Laicità e ordine pubblico

Il dibattito intorno all’ordinanza del sindaco di Varese, relativo al divieto di portare il burqua, sia viziato dal consueto difetto italiano di affrontare gli argomenti sistematicamente nel modo sbagliato.

In Francia, Paese laico per eccellenza, è vietato portare il burqua in pubblico: si tratta, secondo le motivazioni del legislatore transalpino, di ‘ostentazione religiosa': che non ha nulla, ma proprio nulla a che vedere con gli esempi che vengono fatti per giustificare il divieto del sindaco di Varese, primo fra tutti, la corretta osservazione secondo la quale in Italia non è consentito andare in giro travisati con sciarpe, passamontagna o con un casco in testa, a parte quando si è in moto, o comunque con il volto celato.
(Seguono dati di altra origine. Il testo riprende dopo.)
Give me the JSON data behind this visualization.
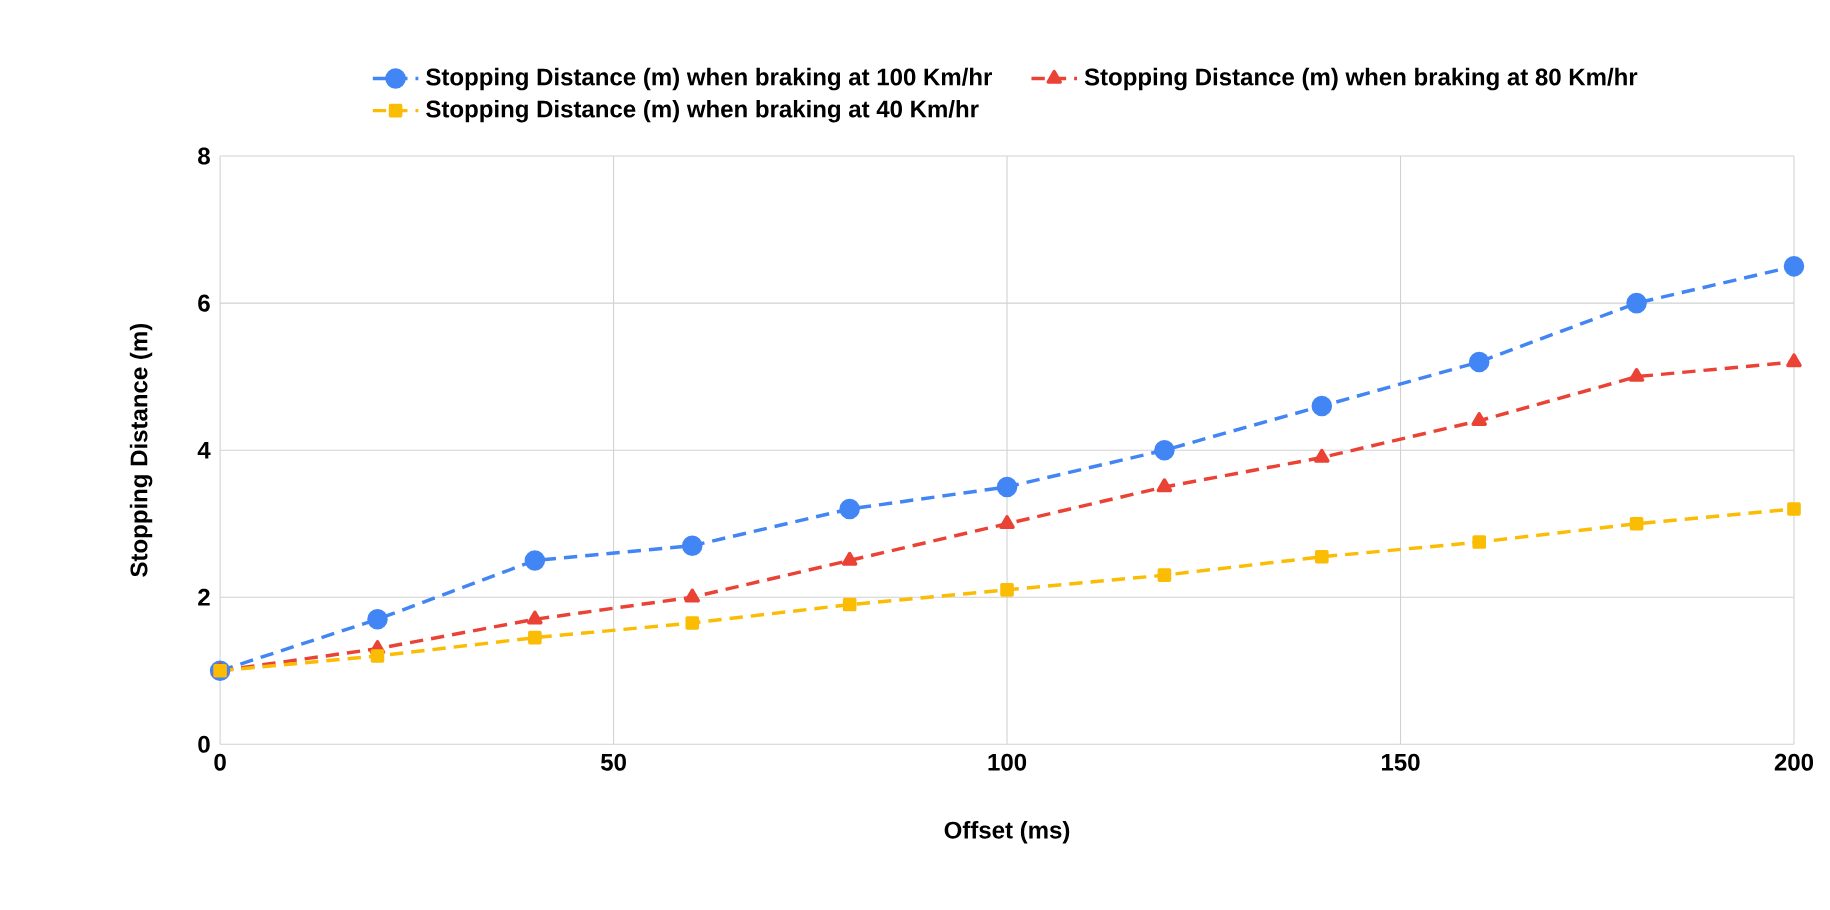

Fa specie sentire persone come Emma Bonino esprimersi in questi termini: tale divieto risale alla cosiddetta ‘Legge Reale’, una delle più liberticide mai approvate dalla Repubblica Italiana. In questo modo – a parte la smemoratezza di chi a quella legge si oppose, insieme ad altri milioni di italiani – si confonde una legge ordinaria (che può piacere o meno, poco importa sul punto) che può essere abrogata, sottoposta a referendum, modificata eccetera, con un principio – quello della laicità – che dovrebbe presiedere nel concreto uno Stato come il nostro.

Per dire, in Francia è consentito camminare per strada con il casco in testa: non esiste una legge proibitiva, in proposito. Ad ogni modo, il dibattito così impostato rischia, come sempre, di sviare il discorso dalla vera essenza della questione, cioè, ancora una volta, la laicità dello Stato, dove solo ad appartenenti a ordini religiosi può essere consentito di muoversi in pubblico con vestiario e simboli religiosi, senza offendere la sensibilità di nessuno né il primato dello Stato sulla religione.

Abbiamo, non lontano da noi, uno Stato ‘democratico’, Israele, nel quale cittadini non appartenenti a ordini religiosi ostentano in pubblico simboli religiosi quali un copricapo identificativo di quello specifico credo religioso, proprio perché non si tratta di uno Stato laico, che specialmente negli ultimi decenni è palesemente sottoposto al dominio di una minoranza religiosa ultraortodossa, razzista e – se permettete – misogina e sessista.

Se una persona ama indossare divise militari, paludarsi di simboli religiosi, camminare tenendo alto in vista un crocifisso sanguinante, appendere manifesti di Hitler, lo faccia a casa sua. In pubblico, no, non è cosa. Non da Paese laico. E la spregevole Legge Reale non c’entra assolutamente niente.